I believe what they are talking about in the show is that the sample might be incomplete or the comparison method might not be 100% accurate.

It might be possible that there is an identical twin your parents have never told you about that is out there somewhere in the world ;-) And perhaps a one in ~infinity chance that someone has the exact same DNA coincidentally, but in the odds of that are very, very, very (etc.) close to zero.

marinelife's avatar

No, there is not.

gasman's avatar

Don’t they usually just look at a few genes or portions of chromosome? This is far less work than comparing entire genomes, but far more likely to yield near-identical sequences, I would think.

Nullo's avatar

The thing is that forensic science isn’t as powerful a tool as CSI leads many people to believe.

ETpro's avatar

If you have an identical twin, then yes. The odds of every bit of your NDA matching a stranger’s DNA perfectly are probably about like winning the MegaMillions Lottery at every drawing for a whole year. But be aware than DNA matching for criminal cases looks at only a few specific loci and the alleles associated with them, so the chances of two separate people matching come in somewhere around 1 in 7,000. A DNA match alone should not be enough to convict someone, even though prosecutors often knowingly withhold that exculpatory evidence and falsely claim it is. Here’s a good discussion of this.

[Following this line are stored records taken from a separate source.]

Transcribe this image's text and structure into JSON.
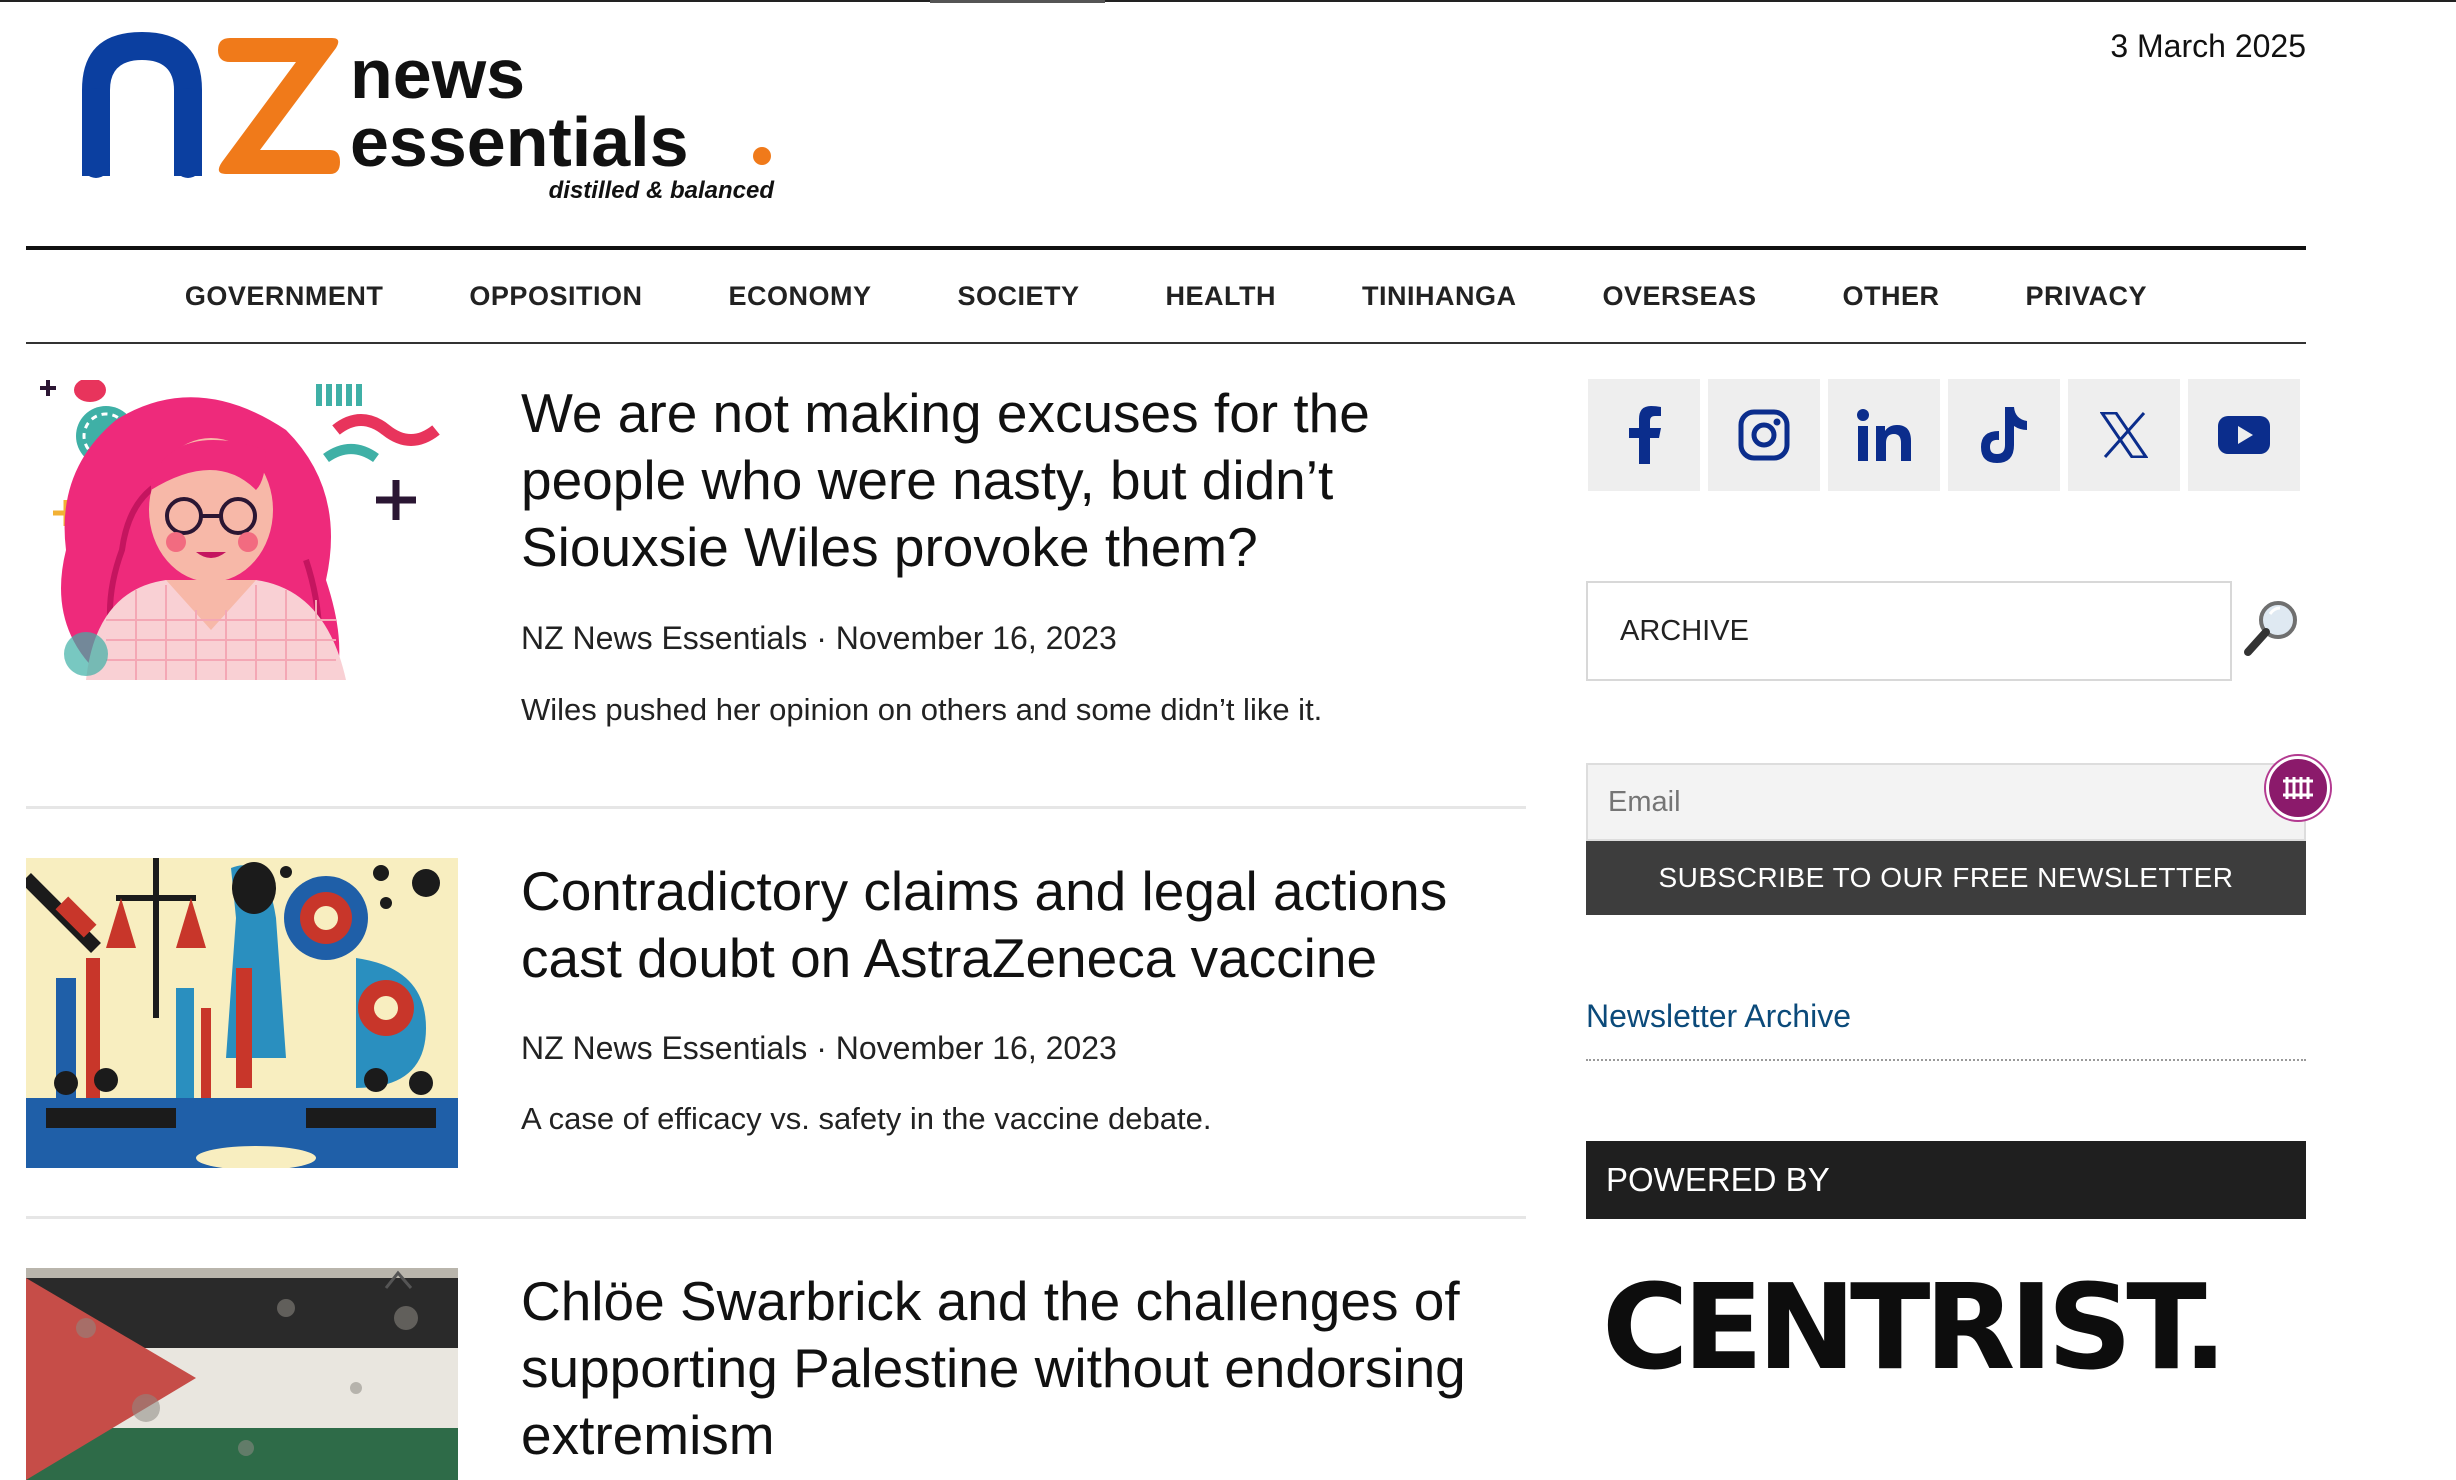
{
  "header": {
    "logo": {
      "mark": "nZ",
      "line1": "news",
      "line2": "essentials",
      "dot": ".",
      "tagline": "distilled & balanced",
      "colors": {
        "n": "#0b3fa0",
        "z": "#f07a1a",
        "text": "#111111",
        "dot": "#f07a1a"
      }
    },
    "date": "3 March 2025"
  },
  "nav": {
    "items": [
      "GOVERNMENT",
      "OPPOSITION",
      "ECONOMY",
      "SOCIETY",
      "HEALTH",
      "TINIHANGA",
      "OVERSEAS",
      "OTHER",
      "PRIVACY"
    ]
  },
  "articles": [
    {
      "title_lines": [
        "We are not making excuses for the",
        "people who were nasty, but didn’t",
        "Siouxsie Wiles provoke them?"
      ],
      "author": "NZ News Essentials",
      "separator": "·",
      "date": "November 16, 2023",
      "excerpt": "Wiles pushed her opinion on others and some didn’t like it.",
      "thumb": "illustration-woman-pink-hair"
    },
    {
      "title_lines": [
        "Contradictory claims and legal actions",
        "cast doubt on AstraZeneca vaccine"
      ],
      "author": "NZ News Essentials",
      "separator": "·",
      "date": "November 16, 2023",
      "excerpt": "A case of efficacy vs. safety in the vaccine debate.",
      "thumb": "illustration-vaccine-legal"
    },
    {
      "title_lines": [
        "Chlöe Swarbrick and the challenges of",
        "supporting Palestine without endorsing",
        "extremism"
      ],
      "thumb": "photo-palestine-flag"
    }
  ],
  "sidebar": {
    "social": [
      "facebook-icon",
      "instagram-icon",
      "linkedin-icon",
      "tiktok-icon",
      "x-icon",
      "youtube-icon"
    ],
    "social_color": "#0b2d8c",
    "search": {
      "value": "ARCHIVE"
    },
    "newsletter": {
      "email_placeholder": "Email",
      "subscribe_label": "SUBSCRIBE TO OUR FREE NEWSLETTER",
      "archive_link": "Newsletter Archive"
    },
    "powered_by": {
      "label": "POWERED BY",
      "brand": "CENTRIST."
    }
  }
}
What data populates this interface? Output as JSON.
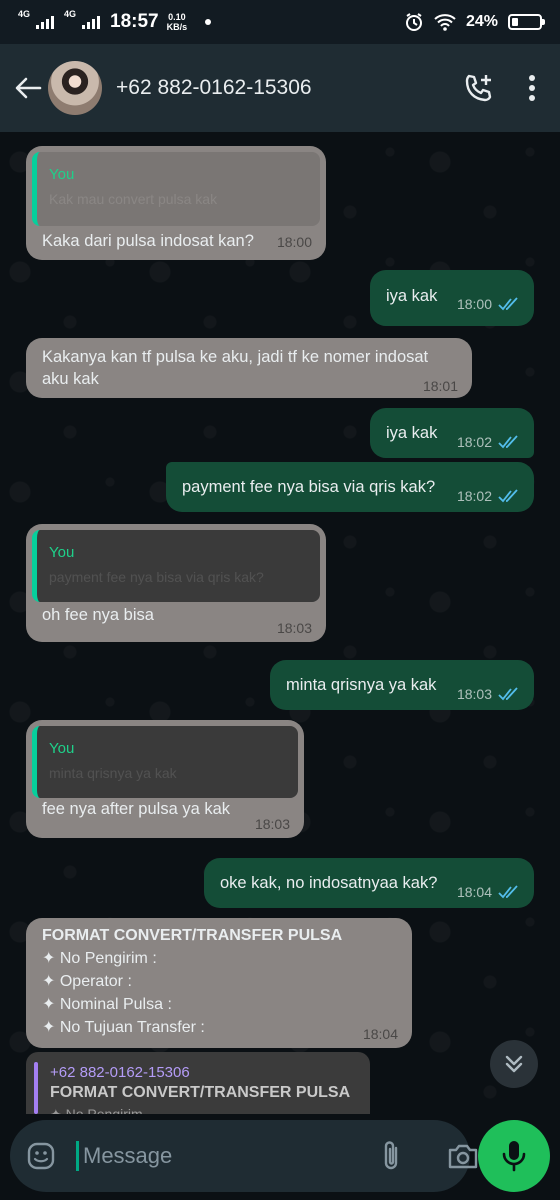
{
  "status_bar": {
    "net1": "4G",
    "net2": "4G",
    "time": "18:57",
    "speed_value": "0.10",
    "speed_unit": "KB/s",
    "battery_pct": "24%",
    "battery_level": 0.24
  },
  "header": {
    "contact": "+62 882-0162-15306"
  },
  "colors": {
    "incoming_bubble": "#8a8583",
    "outgoing_bubble": "#144d37",
    "accent": "#00a884",
    "header": "#1f2c33"
  },
  "messages": [
    {
      "quote_name": "You",
      "quote_text": "Kak mau convert pulsa kak",
      "text": "Kaka dari pulsa indosat kan?",
      "time": "18:00"
    },
    {
      "text": "iya kak",
      "time": "18:00"
    },
    {
      "text": "Kakanya kan tf pulsa ke aku, jadi tf ke nomer indosat aku kak",
      "time": "18:01"
    },
    {
      "text": "iya kak",
      "time": "18:02"
    },
    {
      "text": "payment fee nya bisa via qris kak?",
      "time": "18:02"
    },
    {
      "quote_name": "You",
      "quote_text": "payment fee nya bisa via qris kak?",
      "text": "oh fee nya bisa",
      "time": "18:03"
    },
    {
      "text": "minta qrisnya ya kak",
      "time": "18:03"
    },
    {
      "quote_name": "You",
      "quote_text": "minta qrisnya ya kak",
      "text": "fee nya after pulsa ya kak",
      "time": "18:03"
    },
    {
      "text": "oke kak, no indosatnyaa kak?",
      "time": "18:04"
    },
    {
      "lines": [
        "FORMAT CONVERT/TRANSFER PULSA",
        "✦ No Pengirim :",
        "✦ Operator :",
        "✦ Nominal Pulsa :",
        "✦ No Tujuan Transfer :"
      ],
      "time": "18:04"
    }
  ],
  "reply_preview": {
    "sender": "+62 882-0162-15306",
    "title": "FORMAT CONVERT/TRANSFER PULSA",
    "snippet": "✦ No Pengirim"
  },
  "composer": {
    "placeholder": "Message"
  }
}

In a city of 7 million, with a 1 in 7.000 chance of a match, that would mean as many as 1,000 people would have matches. To establish guilt, prosecutors should also present a strong case exclusive of the DNA. They need to establish things such as motive, opportunity, method and non-DNA forensic evidence.

gasman's avatar

Thanks for a nice link, @ETpro.

mattbrowne's avatar

It’s possible even without clones or monozygotic twins. But the likelihood is extremely low. Human DNA consists of more than 3 billion base pairs. Another person with exactly your DNA is like winning the lottery every week for the next hundred years.

ETpro's avatar

@gasman You’re welcome.

@mattbrowne Thanks for backing me up.

Dr_Lawrence's avatar

Forensic DNA testing uses only a few easy to measure markers to match samples.

The small number of individuals who might have identical markers (excluding twins and clones) would still still not have identical DNA if their entire gene sequences were to be compared.